偏回帰係数がマイナスな時は、多重線形性の可能性を疑う必要があるかもしれない

偏回帰係数がマイナスになった場合、どのように解釈したらいいでしょうか。

偏回帰係数がマイナスになったからといって直ちに重回帰分析がおかしいということはありません。

合理的に考えてマイナスになるべきであれば間違っていないからです。

事例1でいうと、最寄り駅までの徒歩による時間X1と築年数X3がマイナスですが、最寄り駅までの徒歩による時間と築年数が小さければ小さいほどマンション価格高くなるのは常識的に正しいのでこれはいい。

 

ところが、本来偏回帰係数がプラスになると想定していたのにマイナスになった場合は、多重線形性が原因でないかどうか検討する必要がある。

重回帰分析において、独立変数どうしの相関係数が±1に近い組合せが含まれる場合に係数の推定値の分散が大きくなり、その結果係数の推定値が不安定になることがある。

このような現象のことを多重共線性といいます。

多重共線性が起こると重回帰分析のモデル推定の際に以下のような問題が生じてしまいます。

ですから、これらの問題を避けるために、重回帰分析を行う前にまず、各独立変数間に相関関係がないかどうかを検討する必要があるのです。

多重共線性が生じると、偏回帰係数を解釈すること自体が無意味ということになりかねない。

多重線形性に対する対処方法としては、独立でないいくつかの独立変数を取り出し、先行研究の知見や専門的な知識、経験を総動員して、遂行しようとしている研究に対して重要だと考えられる独立変数のみを残すという方法があります。

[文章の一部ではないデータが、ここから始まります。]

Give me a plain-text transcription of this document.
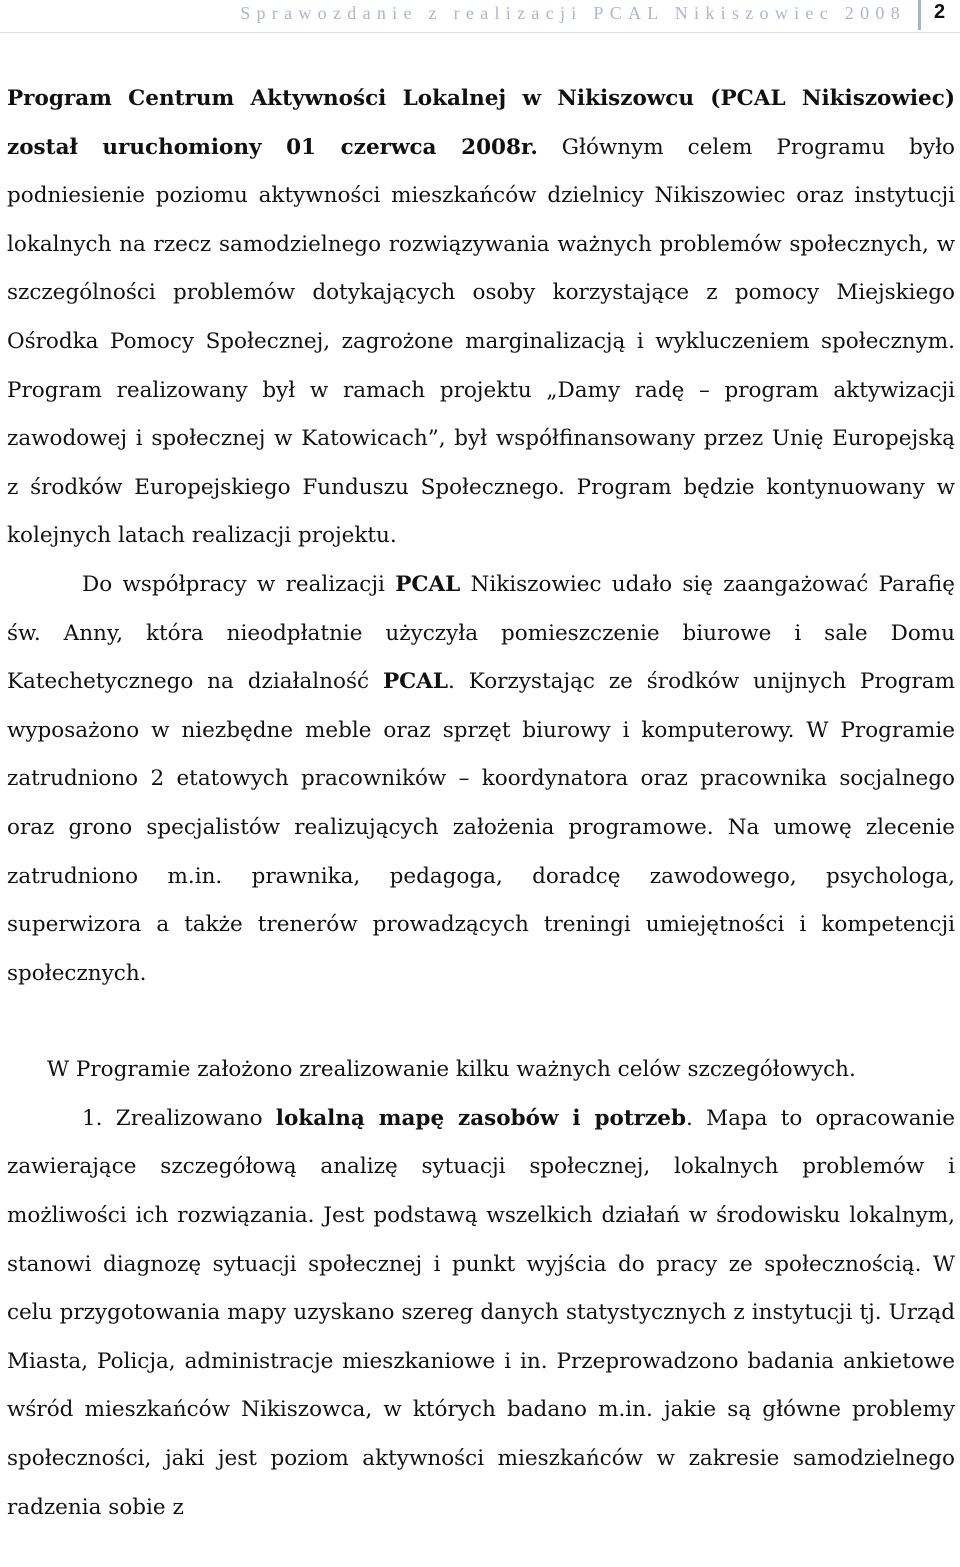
Sprawozdanie z realizacji PCAL Nikiszowiec 2008 2

Program Centrum Aktywności Lokalnej w Nikiszowcu (PCAL Nikiszowiec) został uruchomiony 01 czerwca 2008r. Głównym celem Programu było podniesienie poziomu aktywności mieszkańców dzielnicy Nikiszowiec oraz instytucji lokalnych na rzecz samodzielnego rozwiązywania ważnych problemów społecznych, w szczególności problemów dotykających osoby korzystające z pomocy Miejskiego Ośrodka Pomocy Społecznej, zagrożone marginalizacją i wykluczeniem społecznym. Program realizowany był w ramach projektu „Damy radę – program aktywizacji zawodowej i społecznej w Katowicach”, był współfinansowany przez Unię Europejską z środków Europejskiego Funduszu Społecznego. Program będzie kontynuowany w kolejnych latach realizacji projektu.

Do współpracy w realizacji PCAL Nikiszowiec udało się zaangażować Parafię św. Anny, która nieodpłatnie użyczyła pomieszczenie biurowe i sale Domu Katechetycznego na działalność PCAL. Korzystając ze środków unijnych Program wyposażono w niezbędne meble oraz sprzęt biurowy i komputerowy. W Programie zatrudniono 2 etatowych pracowników – koordynatora oraz pracownika socjalnego oraz grono specjalistów realizujących założenia programowe. Na umowę zlecenie zatrudniono m.in. prawnika, pedagoga, doradcę zawodowego, psychologa, superwizora a także trenerów prowadzących treningi umiejętności i kompetencji społecznych.

W Programie założono zrealizowanie kilku ważnych celów szczegółowych.

1. Zrealizowano lokalną mapę zasobów i potrzeb. Mapa to opracowanie zawierające szczegółową analizę sytuacji społecznej, lokalnych problemów i możliwości ich rozwiązania. Jest podstawą wszelkich działań w środowisku lokalnym, stanowi diagnozę sytuacji społecznej i punkt wyjścia do pracy ze społecznością. W celu przygotowania mapy uzyskano szereg danych statystycznych z instytucji tj. Urząd Miasta, Policja, administracje mieszkaniowe i in. Przeprowadzono badania ankietowe wśród mieszkańców Nikiszowca, w których badano m.in. jakie są główne problemy społeczności, jaki jest poziom aktywności mieszkańców w zakresie samodzielnego radzenia sobie z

このようにして、多重線形性が原因で偏回帰係数がマイナスになったものを排除したあとに偏回帰係数がマイナスになったものがあるとすればそれは、従属変数と独立変数はそもそも負相関であることが妥当であると解釈する。

 

まとめ

重回帰分析の中で偏回帰係数は重要な意味を持つ

偏回帰係数の意味が理解できたでしょうか。

偏回帰係数とは、ある独立変数から他の独立変数の影響を除いた残差変数によって従属変数を予測するときの回帰係数のことで、独立変数と従属変数との相関係数(単相関)ではありません。

単純な2変数間の相関関係ではなく、条件つきの相関関係なのです。

ある独立変数が動くことで一般的にはそれにともなって他の独立変数も動くが、仮にそれがまったくないとした場合のある独立変数の効果という意味を偏回帰係数は持つ。

重回帰分析の目的の1つは、独立変数のうちどれが一番従属変数をよく説明していかを知るということですが、このような意味を持つ偏回帰係数が重要となる理由はまさに偏回帰係数自体が持つこの意味にあるといえるのです。